Feb. 16 (UPI) -- North Dakota Gov. Doug Burgum ordered an emergency evacuation of the Dakota Access pipeline protest camp, citing environmental damage and a flood threat.
The Oseti Sakowin camp, on the edge of the Standing Rock Sioux Reservation, is the site of protests against an oil pipeline under construction in the area. Demonstrators have spent several months at the camp in Morton County, and a cleanup effort, derided as slow by state officials, began in January.
The Republican governor signed the order out of "concern for the safety of people who are residing on U.S. Army Corps of Engineers land in southern Morton County and to avoid an ecological disaster to the Missouri River," a statement from the governor's office said.

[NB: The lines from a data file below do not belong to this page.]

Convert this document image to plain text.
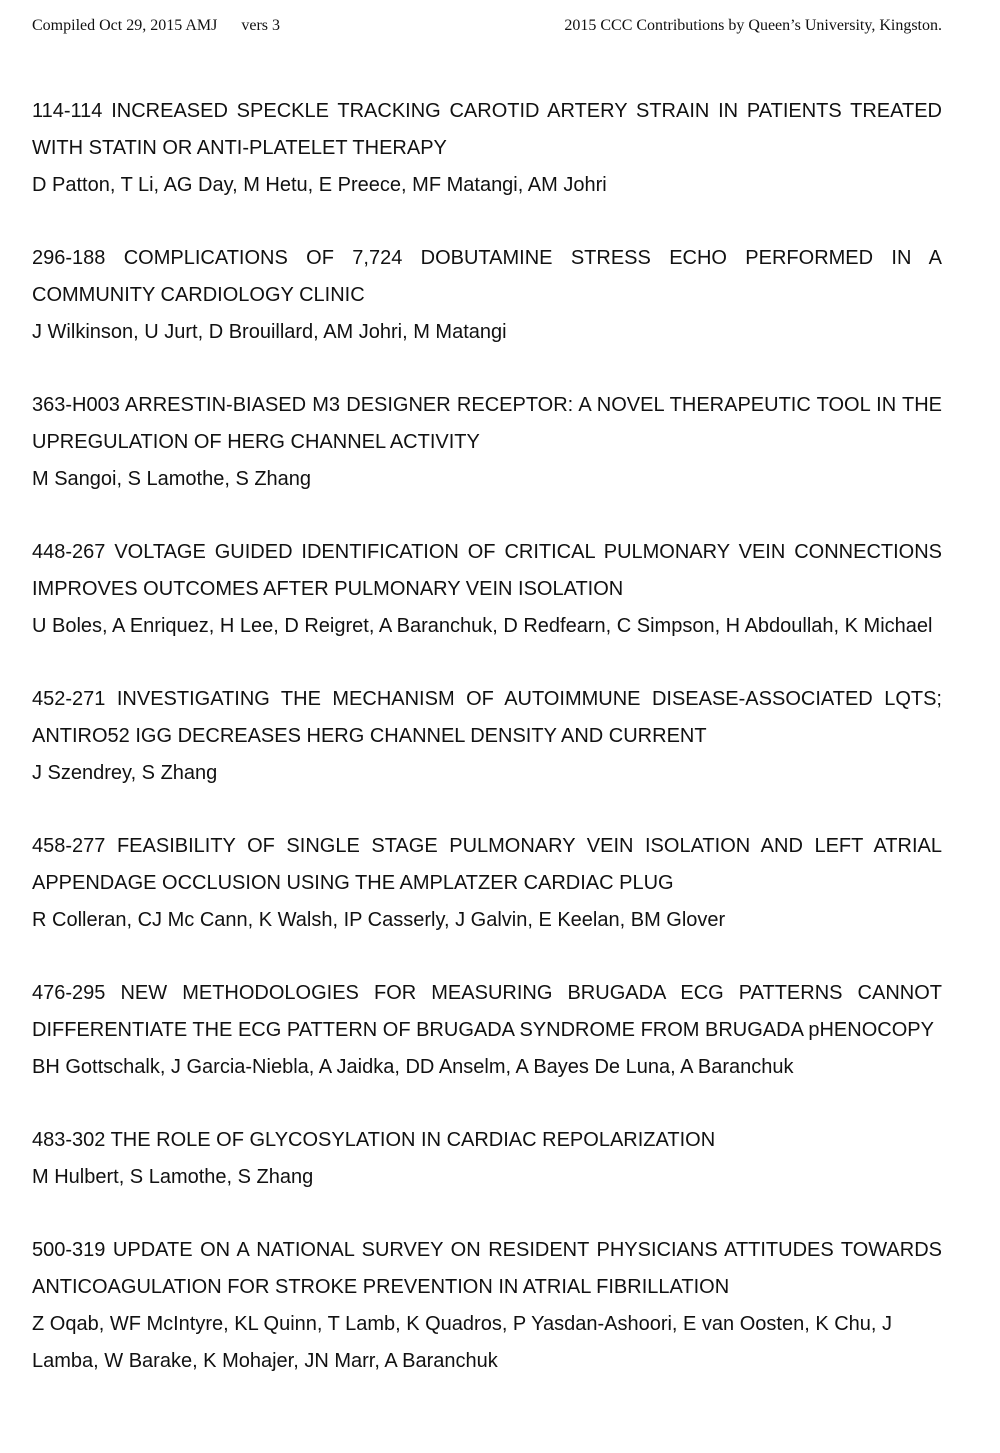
Compiled Oct 29, 2015 AMJ      vers 3	2015 CCC Contributions by Queen’s University, Kingston.

114-114 INCREASED SPECKLE TRACKING CAROTID ARTERY STRAIN IN PATIENTS TREATED WITH STATIN OR ANTI-PLATELET THERAPY

D Patton, T Li, AG Day, M Hetu, E Preece, MF Matangi, AM Johri

296-188 COMPLICATIONS OF 7,724 DOBUTAMINE STRESS ECHO PERFORMED IN A COMMUNITY CARDIOLOGY CLINIC

J Wilkinson, U Jurt, D Brouillard, AM Johri, M Matangi

363-H003 ARRESTIN-BIASED M3 DESIGNER RECEPTOR: A NOVEL THERAPEUTIC TOOL IN THE UPREGULATION OF HERG CHANNEL ACTIVITY

M Sangoi, S Lamothe, S Zhang

448-267 VOLTAGE GUIDED IDENTIFICATION OF CRITICAL PULMONARY VEIN CONNECTIONS IMPROVES OUTCOMES AFTER PULMONARY VEIN ISOLATION

U Boles, A Enriquez, H Lee, D Reigret, A Baranchuk, D Redfearn, C Simpson, H Abdoullah, K Michael

452-271 INVESTIGATING THE MECHANISM OF AUTOIMMUNE DISEASE-ASSOCIATED LQTS; ANTIRO52 IGG DECREASES HERG CHANNEL DENSITY AND CURRENT

J Szendrey, S Zhang

458-277 FEASIBILITY OF SINGLE STAGE PULMONARY VEIN ISOLATION AND LEFT ATRIAL APPENDAGE OCCLUSION USING THE AMPLATZER CARDIAC PLUG

R Colleran, CJ Mc Cann, K Walsh, IP Casserly, J Galvin, E Keelan, BM Glover

476-295 NEW METHODOLOGIES FOR MEASURING BRUGADA ECG PATTERNS CANNOT DIFFERENTIATE THE ECG PATTERN OF BRUGADA SYNDROME FROM BRUGADA pHENOCOPY

BH Gottschalk, J Garcia-Niebla, A Jaidka, DD Anselm, A Bayes De Luna, A Baranchuk

483-302 THE ROLE OF GLYCOSYLATION IN CARDIAC REPOLARIZATION

M Hulbert, S Lamothe, S Zhang

500-319 UPDATE ON A NATIONAL SURVEY ON RESIDENT PHYSICIANS ATTITUDES TOWARDS ANTICOAGULATION FOR STROKE PREVENTION IN ATRIAL FIBRILLATION

Z Oqab, WF McIntyre, KL Quinn, T Lamb, K Quadros, P Yasdan-Ashoori, E van Oosten, K Chu, J Lamba, W Barake, K Mohajer, JN Marr, A Baranchuk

It noted increasing temperatures and accelerated snow melt in the area could cause environmental damage to the area, which is on a flood plain.
"The National Weather Service reports that the Cannonball River should be on the watch for rising water levels and an increased risk of ice jams later this week. Due to these conditions, the governor's emergency order addresses safety concerns to human life as anyone in the floodplain is at risk for possible injury or death. The order also addresses the need to protect the Missouri River from the waste that will flow into the Cannonball River and Lake Oahe if the camp is not cleared and the cleanup expedited."
The U.S. Army Corps of Engineers ordered a similar evacuation Feb. 3 to those camping on federal property. The governor's office said the Oseti Sakowin camp must be vacated by Feb. 22 to allow private contractors to remove waste from the camp.